Step 2: Connect Kamailio to LiveKit SIP. Standard configuration, nothing special needed for multi-tenancy. LiveKit does not care about tenants—it just passes the headers through.
Step 3: Point LiveKit webhooks at Sayna and configure the shared secret for signature verification. This lets Sayna trust that webhooks actually came from LiveKit.
Step 4: Add hook entries for your tenants. Map each domain to its webhook URL. Start with one tenant, verify it works, then add more.
Step 5: Test with real calls. Verify the domain flows through correctly and events arrive at the right webhooks. Do not skip testing—make actual phone calls.
The whole setup can be done in a few hours if you know the components. Ongoing maintenance is minimal because the design is so simple. Most weeks, you will not think about routing at all. That is how it should be.
The Tradeoffs
This approach is not perfect for every situation. Nothing is. Here are the limitations we live with.
If your tenants cannot control their carrier routing—maybe they are using consumer VoIP providers that do not offer domain-based routing—the per-tenant domain model does not work. You fall back to DID mapping with all its synchronization headaches.
If you need to route based on complex rules beyond simple domain matching—time-of-day routing, percentage splits, conditional logic—you will need to extend the hook table or add a rules engine. Our current model is deliberately simple. We chose not to build a complex routing engine because most customers do not need one.
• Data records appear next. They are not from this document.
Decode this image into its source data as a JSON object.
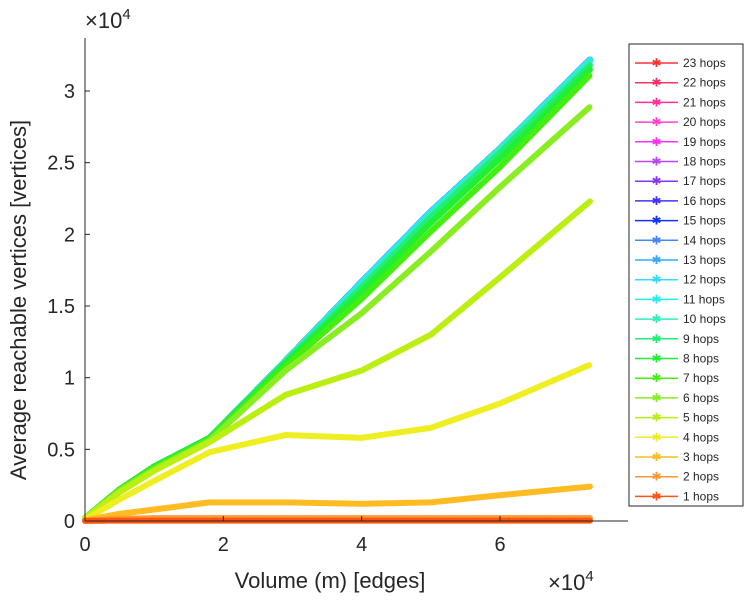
{
  "chart_data": {
    "type": "line",
    "title": "",
    "xlabel": "Volume (m) [edges]",
    "ylabel": "Average reachable vertices [vertices]",
    "x_exponent_label": "×10",
    "x_exponent": "4",
    "y_exponent_label": "×10",
    "y_exponent": "4",
    "xlim": [
      0,
      7.85
    ],
    "ylim": [
      0,
      3.37
    ],
    "xticks": [
      0,
      2,
      4,
      6
    ],
    "xtick_labels": [
      "0",
      "2",
      "4",
      "6"
    ],
    "yticks": [
      0,
      0.5,
      1,
      1.5,
      2,
      2.5,
      3
    ],
    "ytick_labels": [
      "0",
      "0.5",
      "1",
      "1.5",
      "2",
      "2.5",
      "3"
    ],
    "legend_position": "right-outside",
    "x": [
      0,
      0.5,
      1,
      1.8,
      2.9,
      4,
      5,
      6,
      7.3
    ],
    "series": [
      {
        "name": "23 hops",
        "color": "#ff3333",
        "values": [
          0.02,
          0.22,
          0.38,
          0.58,
          1.12,
          1.67,
          2.16,
          2.6,
          3.22
        ]
      },
      {
        "name": "22 hops",
        "color": "#ff3366",
        "values": [
          0.02,
          0.22,
          0.38,
          0.58,
          1.12,
          1.67,
          2.16,
          2.6,
          3.22
        ]
      },
      {
        "name": "21 hops",
        "color": "#ff3399",
        "values": [
          0.02,
          0.22,
          0.38,
          0.58,
          1.12,
          1.67,
          2.16,
          2.6,
          3.22
        ]
      },
      {
        "name": "20 hops",
        "color": "#ff44cc",
        "values": [
          0.02,
          0.22,
          0.38,
          0.58,
          1.12,
          1.67,
          2.16,
          2.6,
          3.22
        ]
      },
      {
        "name": "19 hops",
        "color": "#ff33ff",
        "values": [
          0.02,
          0.22,
          0.38,
          0.58,
          1.12,
          1.67,
          2.16,
          2.6,
          3.22
        ]
      },
      {
        "name": "18 hops",
        "color": "#bb44ff",
        "values": [
          0.02,
          0.22,
          0.38,
          0.58,
          1.12,
          1.67,
          2.16,
          2.6,
          3.22
        ]
      },
      {
        "name": "17 hops",
        "color": "#8833ff",
        "values": [
          0.02,
          0.22,
          0.38,
          0.58,
          1.12,
          1.67,
          2.16,
          2.6,
          3.22
        ]
      },
      {
        "name": "16 hops",
        "color": "#4433ff",
        "values": [
          0.02,
          0.22,
          0.38,
          0.58,
          1.12,
          1.67,
          2.16,
          2.6,
          3.22
        ]
      },
      {
        "name": "15 hops",
        "color": "#1133ff",
        "values": [
          0.02,
          0.22,
          0.38,
          0.58,
          1.12,
          1.67,
          2.16,
          2.6,
          3.22
        ]
      },
      {
        "name": "14 hops",
        "color": "#4488ff",
        "values": [
          0.02,
          0.22,
          0.38,
          0.58,
          1.12,
          1.67,
          2.16,
          2.6,
          3.22
        ]
      },
      {
        "name": "13 hops",
        "color": "#33aaff",
        "values": [
          0.02,
          0.22,
          0.38,
          0.58,
          1.12,
          1.67,
          2.16,
          2.6,
          3.22
        ]
      },
      {
        "name": "12 hops",
        "color": "#33ddff",
        "values": [
          0.02,
          0.22,
          0.38,
          0.58,
          1.12,
          1.67,
          2.16,
          2.6,
          3.22
        ]
      },
      {
        "name": "11 hops",
        "color": "#22eeee",
        "values": [
          0.02,
          0.22,
          0.38,
          0.58,
          1.12,
          1.66,
          2.15,
          2.6,
          3.21
        ]
      },
      {
        "name": "10 hops",
        "color": "#33eebb",
        "values": [
          0.02,
          0.22,
          0.38,
          0.58,
          1.12,
          1.65,
          2.14,
          2.59,
          3.2
        ]
      },
      {
        "name": "9 hops",
        "color": "#22ee77",
        "values": [
          0.02,
          0.22,
          0.38,
          0.58,
          1.11,
          1.63,
          2.12,
          2.57,
          3.18
        ]
      },
      {
        "name": "8 hops",
        "color": "#22ee33",
        "values": [
          0.02,
          0.22,
          0.38,
          0.58,
          1.1,
          1.6,
          2.08,
          2.53,
          3.15
        ]
      },
      {
        "name": "7 hops",
        "color": "#44ee11",
        "values": [
          0.02,
          0.22,
          0.37,
          0.57,
          1.08,
          1.55,
          2.02,
          2.47,
          3.11
        ]
      },
      {
        "name": "6 hops",
        "color": "#88ee22",
        "values": [
          0.02,
          0.21,
          0.36,
          0.56,
          1.05,
          1.45,
          1.88,
          2.33,
          2.89
        ]
      },
      {
        "name": "5 hops",
        "color": "#bbee11",
        "values": [
          0.02,
          0.2,
          0.35,
          0.55,
          0.88,
          1.05,
          1.3,
          1.7,
          2.23
        ]
      },
      {
        "name": "4 hops",
        "color": "#eeee22",
        "values": [
          0.01,
          0.15,
          0.28,
          0.48,
          0.6,
          0.58,
          0.65,
          0.82,
          1.09
        ]
      },
      {
        "name": "3 hops",
        "color": "#ffbb22",
        "values": [
          0.005,
          0.05,
          0.08,
          0.13,
          0.13,
          0.12,
          0.13,
          0.18,
          0.24
        ]
      },
      {
        "name": "2 hops",
        "color": "#ff9933",
        "values": [
          0.003,
          0.015,
          0.02,
          0.02,
          0.02,
          0.02,
          0.02,
          0.02,
          0.02
        ]
      },
      {
        "name": "1 hops",
        "color": "#ff5511",
        "values": [
          0.001,
          0.003,
          0.003,
          0.003,
          0.003,
          0.003,
          0.003,
          0.003,
          0.003
        ]
      }
    ]
  }
}
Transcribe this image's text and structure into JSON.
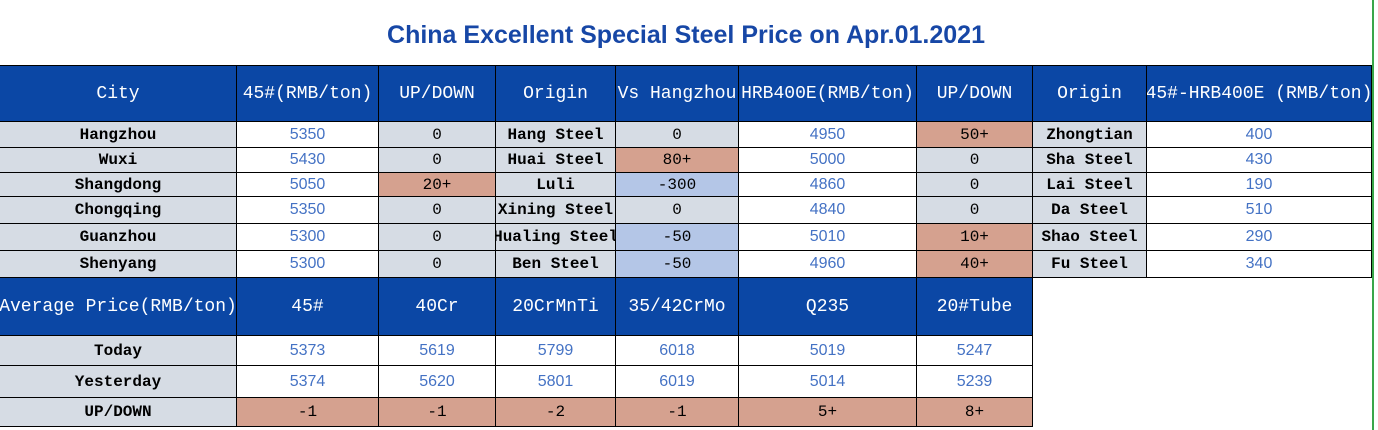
{
  "title": "China Excellent Special Steel Price on Apr.01.2021",
  "colors": {
    "header": "#0b47a5",
    "label_bg": "#d6dce4",
    "value_text": "#4472c4",
    "up": "#d5a18f",
    "down": "#b4c6e7"
  },
  "table1": {
    "headers": [
      "City",
      "45#(RMB/ton)",
      "UP/DOWN",
      "Origin",
      "Vs Hangzhou",
      "HRB400E(RMB/ton)",
      "UP/DOWN",
      "Origin",
      "45#-HRB400E (RMB/ton)"
    ],
    "rows": [
      {
        "cells": [
          "Hangzhou",
          "5350",
          "0",
          "Hang Steel",
          "0",
          "4950",
          "50+",
          "Zhongtian",
          "400"
        ],
        "styles": [
          "gray",
          "white",
          "plain",
          "gray",
          "plain",
          "white",
          "salmon",
          "gray",
          "white"
        ]
      },
      {
        "cells": [
          "Wuxi",
          "5430",
          "0",
          "Huai Steel",
          "80+",
          "5000",
          "0",
          "Sha Steel",
          "430"
        ],
        "styles": [
          "gray",
          "white",
          "plain",
          "gray",
          "salmon",
          "white",
          "plain",
          "gray",
          "white"
        ]
      },
      {
        "cells": [
          "Shangdong",
          "5050",
          "20+",
          "Luli",
          "-300",
          "4860",
          "0",
          "Lai Steel",
          "190"
        ],
        "styles": [
          "gray",
          "white",
          "salmon",
          "gray",
          "lblue",
          "white",
          "plain",
          "gray",
          "white"
        ]
      },
      {
        "cells": [
          "Chongqing",
          "5350",
          "0",
          "Xining Steel",
          "0",
          "4840",
          "0",
          "Da Steel",
          "510"
        ],
        "styles": [
          "gray",
          "white",
          "plain",
          "gray",
          "plain",
          "white",
          "plain",
          "gray",
          "white"
        ]
      },
      {
        "cells": [
          "Guanzhou",
          "5300",
          "0",
          "Hualing Steel",
          "-50",
          "5010",
          "10+",
          "Shao Steel",
          "290"
        ],
        "styles": [
          "gray",
          "white",
          "plain",
          "gray",
          "lblue",
          "white",
          "salmon",
          "gray",
          "white"
        ]
      },
      {
        "cells": [
          "Shenyang",
          "5300",
          "0",
          "Ben Steel",
          "-50",
          "4960",
          "40+",
          "Fu Steel",
          "340"
        ],
        "styles": [
          "gray",
          "white",
          "plain",
          "gray",
          "lblue",
          "white",
          "salmon",
          "gray",
          "white"
        ]
      }
    ]
  },
  "table2": {
    "headers": [
      "Average Price(RMB/ton)",
      "45#",
      "40Cr",
      "20CrMnTi",
      "35/42CrMo",
      "Q235",
      "20#Tube"
    ],
    "rows": [
      {
        "cells": [
          "Today",
          "5373",
          "5619",
          "5799",
          "6018",
          "5019",
          "5247"
        ],
        "styles": [
          "gray",
          "white",
          "white",
          "white",
          "white",
          "white",
          "white"
        ]
      },
      {
        "cells": [
          "Yesterday",
          "5374",
          "5620",
          "5801",
          "6019",
          "5014",
          "5239"
        ],
        "styles": [
          "gray",
          "white",
          "white",
          "white",
          "white",
          "white",
          "white"
        ]
      },
      {
        "cells": [
          "UP/DOWN",
          "-1",
          "-1",
          "-2",
          "-1",
          "5+",
          "8+"
        ],
        "styles": [
          "gray",
          "salmon",
          "salmon",
          "salmon",
          "salmon",
          "salmon",
          "salmon"
        ]
      }
    ]
  }
}
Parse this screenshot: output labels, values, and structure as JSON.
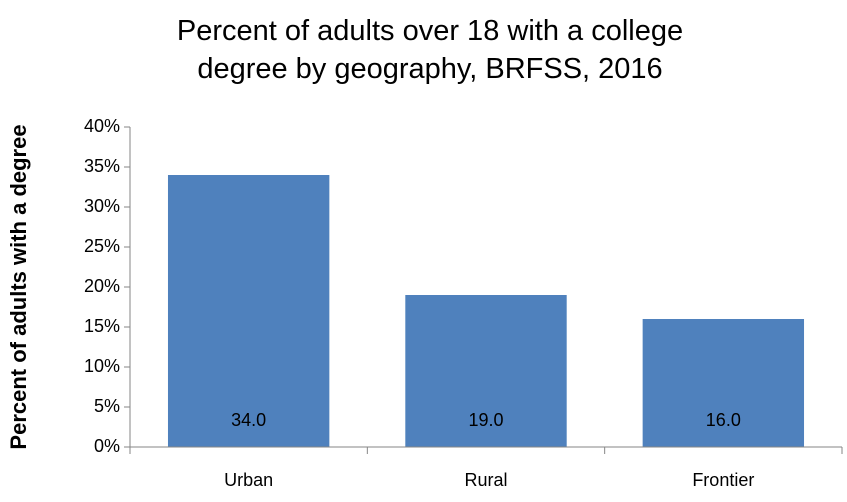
{
  "chart_data": {
    "type": "bar",
    "title": "Percent of adults over 18 with a college degree by geography, BRFSS, 2016",
    "y_label": "Percent of adults with a degree",
    "categories": [
      "Urban",
      "Rural",
      "Frontier"
    ],
    "values": [
      34,
      19,
      16
    ],
    "value_labels": [
      "34.0",
      "19.0",
      "16.0"
    ],
    "color": "#4f81bd",
    "ylim": [
      0,
      40
    ],
    "yticks": [
      {
        "value": 0,
        "label": "0%"
      },
      {
        "value": 5,
        "label": "5%"
      },
      {
        "value": 10,
        "label": "10%"
      },
      {
        "value": 15,
        "label": "15%"
      },
      {
        "value": 20,
        "label": "20%"
      },
      {
        "value": 25,
        "label": "25%"
      },
      {
        "value": 30,
        "label": "30%"
      },
      {
        "value": 35,
        "label": "35%"
      },
      {
        "value": 40,
        "label": "40%"
      }
    ],
    "grid": false
  }
}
If you have tenants with extremely high webhook volumes, the asynchronous forwarding can create backpressure. Your webhook handler might fall behind. You might need dedicated forwarding infrastructure for your largest customers, or implement per-tenant rate limiting.
We made these tradeoffs consciously. The simple model covers the vast majority of use cases. Complexity can be added where genuinely needed. But we refuse to make the common case complicated to support edge cases that might never happen.
The Bottom Line
Multi-tenant SIP routing is a solved problem if you preserve the right information at the right time.
Capture the tenant domain at the edge, before any proxy can modify it. Carry it through the entire call path as a custom header. Route events based on domain lookup at the webhook layer.
One deployment serves all your customers. Each customer sees only their own traffic. The operational overhead stays constant as you scale from three customers to three hundred.
Our open source project implements this pattern. You can deploy it today and stop copying Terraform files for every new customer. Stop spinning up isolated clusters. Stop multiplying your operational burden.
The infrastructure should be boring. It should fade into the background. That is when you know it is working correctly.
Build your voice AI features. Let the routing handle itself.